Of Fires and Floods: Why Courts Should Adopt a Flood-Based Analysis to Evaluate Fire-Based Fifth Amendment Claims  

William J. Shapiro

In the last several years, litigants have filed numerous Fifth Amendment takings claims arising out of the federal government’s wildfire suppression activities. These claims collectively seek billions of dollars in compensation, and future claims will almost certainly seek billions more. This Article contends that courts should modify how they evaluate the merits of these claims. Using the 2017 Chetco Bar Fire as a case study to show the factual complexities of modern firefighting, this Article argues that the current analytical framework applicable to fire-based Fifth Amendment claims is muddled and does not consider all the factors needed to disentangle government-caused impacts from nature-caused harms. This Article argues that courts evaluating fire-based Fifth Amendment claims should abandon the current merits test and instead adopt the multi-factor test used in modern temporary flood-based Fifth Amendment claims. Adoption of a consistent merits test would provide much-needed clarity and coherence in this area, particularly as litigation related to wildfires continues to increase.

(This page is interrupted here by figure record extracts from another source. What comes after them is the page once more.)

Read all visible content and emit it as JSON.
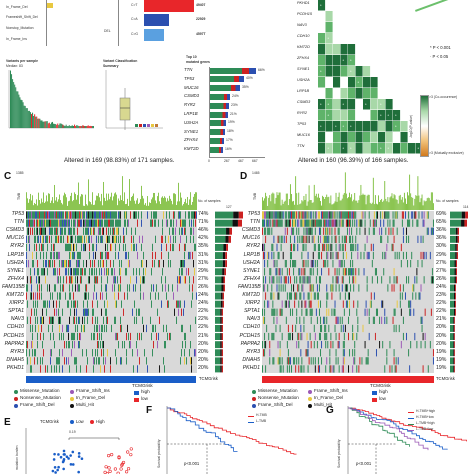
{
  "panel_letters": {
    "C": "C",
    "D": "D",
    "E": "E",
    "F": "F",
    "G": "G"
  },
  "colors": {
    "missense": "#2e8b57",
    "nonsense": "#cc2222",
    "frame_shift_del": "#2b4fb0",
    "frame_shift_ins": "#9b59b6",
    "in_frame_del": "#e8c840",
    "in_frame_ins": "#c07a3a",
    "multi_hit": "#111111",
    "tmb_bar": "#7fbf3f",
    "grid_bg": "#d9d9d9",
    "high_risk": "#1a5ec8",
    "low_risk": "#e8262a",
    "cooccur_dark": "#1f6e3a",
    "cooccur_light": "#a8d8a8"
  },
  "top": {
    "var_labels": [
      "In_Frame_Del",
      "Frameshift_Shift_Del",
      "Nonstop_Mutation",
      "In_Frame_Ins"
    ],
    "snv_rows": [
      {
        "label": "C>T",
        "value": "49407"
      },
      {
        "label": "C>A",
        "value": "22929"
      },
      {
        "label": "C>G",
        "value": "4597T"
      }
    ],
    "del_label": "DEL",
    "variants_per_sample_title": "Variants per sample",
    "variants_per_sample_sub": "Median: 83",
    "variant_class_title": "Variant Classification",
    "variant_class_sub": "Summary",
    "top10_title": "Top 10",
    "top10_sub": "mutated genes",
    "top10": [
      {
        "gene": "TTN",
        "pct": "66%"
      },
      {
        "gene": "TP53",
        "pct": "40%"
      },
      {
        "gene": "MUC16",
        "pct": "35%"
      },
      {
        "gene": "CSMD3",
        "pct": "24%"
      },
      {
        "gene": "RYR2",
        "pct": "23%"
      },
      {
        "gene": "LRP1B",
        "pct": "21%"
      },
      {
        "gene": "USH2A",
        "pct": "19%"
      },
      {
        "gene": "SYNE1",
        "pct": "18%"
      },
      {
        "gene": "ZFHX4",
        "pct": "17%"
      },
      {
        "gene": "KMT2D",
        "pct": "16%"
      }
    ],
    "top10_axis": [
      "0",
      "267",
      "467",
      "667"
    ],
    "cooccur_genes": [
      "PKHD1",
      "PCDH15",
      "NAV3",
      "CDH10",
      "KMT2D",
      "ZFHX4",
      "SYNE1",
      "USH2A",
      "LRP1B",
      "CSMD3",
      "RYR2",
      "TP53",
      "MUC16",
      "TTN"
    ],
    "p_legend": [
      "* P < 0.001",
      "· P < 0.05"
    ],
    "cooccur_legend": [
      ">3 (Co-occurence)",
      "-log10(P-value)",
      ">3 (Mutually exclusive)"
    ],
    "cooccur_ticks": [
      "3",
      "2",
      "1",
      "0",
      "1",
      "2",
      "3"
    ]
  },
  "panelC": {
    "title": "Altered in 169 (98.83%) of 171 samples.",
    "tmb_label": "TMB",
    "tmb_max": "1385",
    "count_label": "No. of samples",
    "count_max": "127",
    "genes": [
      "TP53",
      "TTN",
      "CSMD3",
      "MUC16",
      "RYR2",
      "LRP1B",
      "USH2A",
      "SYNE1",
      "ZFHX4",
      "FAM135B",
      "KMT2D",
      "XIRP2",
      "SPTA1",
      "NAV3",
      "CDH10",
      "PCDH15",
      "PAPPA2",
      "RYR3",
      "DNAH5",
      "PKHD1"
    ],
    "pcts": [
      "74%",
      "71%",
      "46%",
      "42%",
      "35%",
      "31%",
      "31%",
      "29%",
      "27%",
      "26%",
      "24%",
      "24%",
      "22%",
      "22%",
      "22%",
      "21%",
      "20%",
      "20%",
      "20%",
      "20%"
    ],
    "risk_label": "TCMGrisk",
    "legend_muts": [
      "Missense_Mutation",
      "Nonsense_Mutation",
      "Frame_Shift_Del",
      "Frame_Shift_Ins",
      "In_Frame_Del",
      "Multi_Hit"
    ],
    "legend_risk_title": "TCMGrisk",
    "legend_risk": [
      "high",
      "low"
    ]
  },
  "panelD": {
    "title": "Altered in 160 (96.39%) of 166 samples.",
    "tmb_label": "TMB",
    "tmb_max": "1465",
    "count_label": "No. of samples",
    "count_max": "114",
    "genes": [
      "TP53",
      "TTN",
      "CSMD3",
      "MUC16",
      "RYR2",
      "LRP1B",
      "USH2A",
      "SYNE1",
      "ZFHX4",
      "FAM135B",
      "KMT2D",
      "XIRP2",
      "SPTA1",
      "NAV3",
      "CDH10",
      "PCDH15",
      "PAPPA2",
      "RYR3",
      "DNAH5",
      "PKHD1"
    ],
    "pcts": [
      "69%",
      "65%",
      "36%",
      "36%",
      "30%",
      "29%",
      "27%",
      "27%",
      "26%",
      "24%",
      "23%",
      "22%",
      "22%",
      "21%",
      "20%",
      "20%",
      "20%",
      "19%",
      "19%",
      "19%"
    ],
    "risk_label": "TCMGrisk",
    "legend_muts": [
      "Missense_Mutation",
      "Nonsense_Mutation",
      "Frame_Shift_Del",
      "Frame_Shift_Ins",
      "In_Frame_Del",
      "Multi_Hit"
    ],
    "legend_risk_title": "TCMGrisk",
    "legend_risk": [
      "high",
      "low"
    ]
  },
  "panelE": {
    "legend_title": "TCMGrisk",
    "legend_items": [
      "Low",
      "High"
    ],
    "ylabel": "mutation burden",
    "p_value": "0.19"
  },
  "panelF": {
    "ylabel": "Survival probability",
    "legend": [
      "H-TMB",
      "L-TMB"
    ],
    "p_value": "p<0.001"
  },
  "panelG": {
    "ylabel": "Survival probability",
    "legend": [
      "H-TMB+high",
      "H-TMB+low",
      "L-TMB+high",
      "L-TMB+low"
    ],
    "p_value": "p<0.001"
  }
}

Alaska’s Public Trust Failures in Sustainable Wild Salmon Management 

Abigail A. Dodd

Alaska’s constitution embeds a fiduciary public trust obligation to manage wild salmon for the benefit of present and future generations through the common use and sustained yield mandates of Article VIII. This Note argues that the Alaska Department of Fish & Game (ADF&G) and the Board of Fisheries have breached those duties by 1) authorizing and subsidizing large-scale ocean-release hatchery programs—especially in Prince William Sound—that dilute wild genetics and depress productivity; 2) permitting harvest levels that chronically miss escapement targets; and 3) declining to timely designate and rebuild “stocks of concern.” Synthesizing independent, peer-reviewed science with Alaska Supreme Court precedent on “best available information,” precautionary management, and hard-look review, this Note shows that ADF&G’s selective treatment of hatchery and overharvest evidence cannot be squared with constitutional trust responsibilities. This Note further explains why recent decisions recognizing agency discretion do not insulate ADF&G when the withheld or discounted science is materially relevant to sustained yield regulation. This Note’s doctrinal contribution is twofold: first, reframing sustained yield as an enforceable fiduciary standard that requires conservative action amid uncertainty, and second, clarifying avenues for judicial enforcement under the self-executing provisions of Article VIII and the Alaska Administrative Procedure Act (APA), including broad standing for subsistence users, tribes, non-governmental organizations (NGOs), and commercial stakeholders. This Note concludes by outlining targeted remedies—declaratory relief, precautionary caps on hatchery releases, scientifically defensible escapement goals, and time-bound hard-look reassessments—that realign management with constitutional trust duties and safeguard Alaska’s wild salmon, ecosystems, and communities.

CAFOs and Water Pollution

David Fusco

The industrialization of food production in America has created a dire threat to the nation’s water quality. Concentrated Animal Feeding Operations (CAFOs) produce massive amounts of food, and similarly huge quantities of animal waste, much of which flows into our water systems. This Note surveys the issue of water pollution caused by CAFOs, exploring the federal regulatory failures that have allowed this environmental and public health hazard to persist. The Note also highlights several state-level efforts that have attempted to fill the gap, and concludes by advocating for these and other changes that could provide a solution.